Because the locksmith reuses your existing hardware, rekeying is fast and affordable. It is the right move when the lock itself is in good shape and your real concern is key control, in other words, you simply do not want old keys opening your door anymore.
- You just bought or moved into a home and have no idea how many keys are floating around with past owners, agents, cleaners, or contractors
- Keys were lost or stolen and you want them rendered useless tonight
- A tenant, roommate, house cleaner, or employee moved on
- You have several different keys and want one key to open every exterior door (this is called keying alike)
What replacing a lock does
Replacement swaps out the physical hardware itself for a new lock. It costs more than rekeying because you are paying for the new lockset plus the labour to install it, but it is the correct choice when the hardware is failing or when the whole point is to upgrade.
- The lock sticks, grinds, feels loose, or the key is getting harder to turn
- The hardware is old, rusted, or has visibly worn down over years of use
- You want a higher grade of security, such as a Grade 1 deadbolt or a bump-resistant cylinder
- You are switching to a keypad, smart, or keyless lock for app and code access
- You are renovating and want the door hardware finish to match a new look
Does rekeying make my home less secure than a new lock?

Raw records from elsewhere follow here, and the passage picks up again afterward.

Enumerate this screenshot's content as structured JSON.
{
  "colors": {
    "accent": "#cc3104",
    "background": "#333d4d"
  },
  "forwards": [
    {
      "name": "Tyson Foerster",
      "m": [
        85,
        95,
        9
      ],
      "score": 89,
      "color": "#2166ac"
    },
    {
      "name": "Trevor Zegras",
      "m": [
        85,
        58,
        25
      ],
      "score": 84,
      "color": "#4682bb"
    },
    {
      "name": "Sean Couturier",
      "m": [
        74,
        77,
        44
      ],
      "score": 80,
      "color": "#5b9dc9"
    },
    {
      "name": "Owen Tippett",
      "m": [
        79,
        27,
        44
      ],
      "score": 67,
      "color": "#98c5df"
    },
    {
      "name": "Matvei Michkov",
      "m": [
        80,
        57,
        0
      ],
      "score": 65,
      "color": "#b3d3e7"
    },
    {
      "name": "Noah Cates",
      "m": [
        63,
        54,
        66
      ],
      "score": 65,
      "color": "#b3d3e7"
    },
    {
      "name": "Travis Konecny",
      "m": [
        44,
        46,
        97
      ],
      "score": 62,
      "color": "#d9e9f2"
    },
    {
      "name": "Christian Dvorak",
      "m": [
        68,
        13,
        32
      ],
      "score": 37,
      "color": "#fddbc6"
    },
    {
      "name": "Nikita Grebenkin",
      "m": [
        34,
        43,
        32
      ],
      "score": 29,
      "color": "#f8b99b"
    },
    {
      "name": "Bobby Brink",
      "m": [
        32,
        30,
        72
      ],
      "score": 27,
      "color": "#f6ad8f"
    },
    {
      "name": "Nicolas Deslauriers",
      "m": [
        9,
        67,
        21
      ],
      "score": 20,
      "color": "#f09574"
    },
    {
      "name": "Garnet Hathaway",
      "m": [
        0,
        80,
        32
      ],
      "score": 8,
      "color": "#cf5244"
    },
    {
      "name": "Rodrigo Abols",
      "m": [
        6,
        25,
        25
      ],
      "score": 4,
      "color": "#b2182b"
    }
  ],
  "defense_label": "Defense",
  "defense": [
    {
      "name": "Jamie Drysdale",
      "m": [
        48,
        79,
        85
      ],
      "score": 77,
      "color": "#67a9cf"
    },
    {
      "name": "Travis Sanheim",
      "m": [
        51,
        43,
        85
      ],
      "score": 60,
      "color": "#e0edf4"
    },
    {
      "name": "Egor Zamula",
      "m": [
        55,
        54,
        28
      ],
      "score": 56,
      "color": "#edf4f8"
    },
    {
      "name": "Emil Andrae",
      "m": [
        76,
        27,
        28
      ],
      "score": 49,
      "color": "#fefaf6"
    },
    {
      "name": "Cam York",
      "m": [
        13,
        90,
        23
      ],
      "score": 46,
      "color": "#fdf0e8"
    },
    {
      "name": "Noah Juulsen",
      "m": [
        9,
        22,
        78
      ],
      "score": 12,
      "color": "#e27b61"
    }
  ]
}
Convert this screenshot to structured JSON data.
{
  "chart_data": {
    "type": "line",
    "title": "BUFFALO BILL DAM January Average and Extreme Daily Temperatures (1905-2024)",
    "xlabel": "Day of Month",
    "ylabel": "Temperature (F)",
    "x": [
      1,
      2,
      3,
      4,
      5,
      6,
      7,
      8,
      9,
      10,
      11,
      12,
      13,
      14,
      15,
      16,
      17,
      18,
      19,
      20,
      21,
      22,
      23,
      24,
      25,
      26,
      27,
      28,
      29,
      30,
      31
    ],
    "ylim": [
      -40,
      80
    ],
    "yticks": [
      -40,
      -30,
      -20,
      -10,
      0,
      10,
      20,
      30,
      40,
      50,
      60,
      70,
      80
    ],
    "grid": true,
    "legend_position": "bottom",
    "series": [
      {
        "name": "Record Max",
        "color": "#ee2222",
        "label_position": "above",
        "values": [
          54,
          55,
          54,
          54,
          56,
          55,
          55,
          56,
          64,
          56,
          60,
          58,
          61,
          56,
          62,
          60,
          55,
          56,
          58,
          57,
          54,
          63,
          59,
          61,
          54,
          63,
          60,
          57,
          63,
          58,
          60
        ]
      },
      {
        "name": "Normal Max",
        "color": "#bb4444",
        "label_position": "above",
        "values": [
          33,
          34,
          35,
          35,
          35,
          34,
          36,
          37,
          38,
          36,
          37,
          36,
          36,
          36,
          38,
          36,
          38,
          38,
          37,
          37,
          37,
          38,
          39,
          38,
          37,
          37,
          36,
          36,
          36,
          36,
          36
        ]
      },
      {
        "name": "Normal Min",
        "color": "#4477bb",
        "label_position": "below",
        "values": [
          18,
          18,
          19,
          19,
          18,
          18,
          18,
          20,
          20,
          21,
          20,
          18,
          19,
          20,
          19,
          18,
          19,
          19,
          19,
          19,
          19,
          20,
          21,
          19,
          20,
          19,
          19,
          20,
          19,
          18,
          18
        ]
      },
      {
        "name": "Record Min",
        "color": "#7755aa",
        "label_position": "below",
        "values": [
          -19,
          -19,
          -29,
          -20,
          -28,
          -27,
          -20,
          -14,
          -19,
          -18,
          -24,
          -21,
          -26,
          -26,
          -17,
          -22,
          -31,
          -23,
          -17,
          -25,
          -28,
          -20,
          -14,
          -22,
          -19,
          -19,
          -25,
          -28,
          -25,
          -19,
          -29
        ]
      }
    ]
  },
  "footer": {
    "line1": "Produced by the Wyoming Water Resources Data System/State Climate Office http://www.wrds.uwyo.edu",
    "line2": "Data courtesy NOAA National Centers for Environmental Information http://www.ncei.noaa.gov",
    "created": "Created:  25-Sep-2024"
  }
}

This is the most common worry, and the answer is reassuring: a properly rekeyed lock is exactly as secure as it was the day it was installed, because the mechanism is identical. The security grade of a lock comes from its build quality, not from whether it was rekeyed. So if you already own a solid deadbolt, rekeying keeps that same protection while giving you a brand new key that nobody else has. The only time replacement improves security is when you are moving up to better hardware than what is currently on the door.
Cost and time, in plain terms
Rekeying is almost always cheaper and faster than replacing every lock, because the locksmith reuses your hardware and only changes the pins. A typical home with a few exterior doors can usually be rekeyed in a single short visit, and keying everything to one key adds very little. Replacement costs more because you are buying hardware, and the price climbs with the grade of lock and any smart features. The honest rule of thumb: if the hardware is fine, rekey it; if you would have replaced the hardware soon anyway, fold that into the decision now.
Your two-minute decision checklist
- Is the lock in good working condition? If yes, lean toward rekeying
- Is your only goal making old keys stop working? Rekeying is the cheaper fix
- Do you want one key for every door? Ask for rekeying with keyed-alike cylinders
- Is the hardware worn, dated, or low quality? Replacement is worth it
- Do you want keypad, smart, or keyless entry? That means replacement
- Not sure? Describe your doors and locks on the phone and a locksmith can tell you the cheaper correct answer before arriving
The bottom line for Vaughan homeowners
For most people moving into a Vaughan home, rekeying every exterior door to a single new key is the most cost-effective first step. It closes the key-control risk from previous owners immediately, costs far less than replacing hardware, and gives you the convenience of one key. Save replacement for the doors where the hardware is genuinely tired or where you want a real upgrade.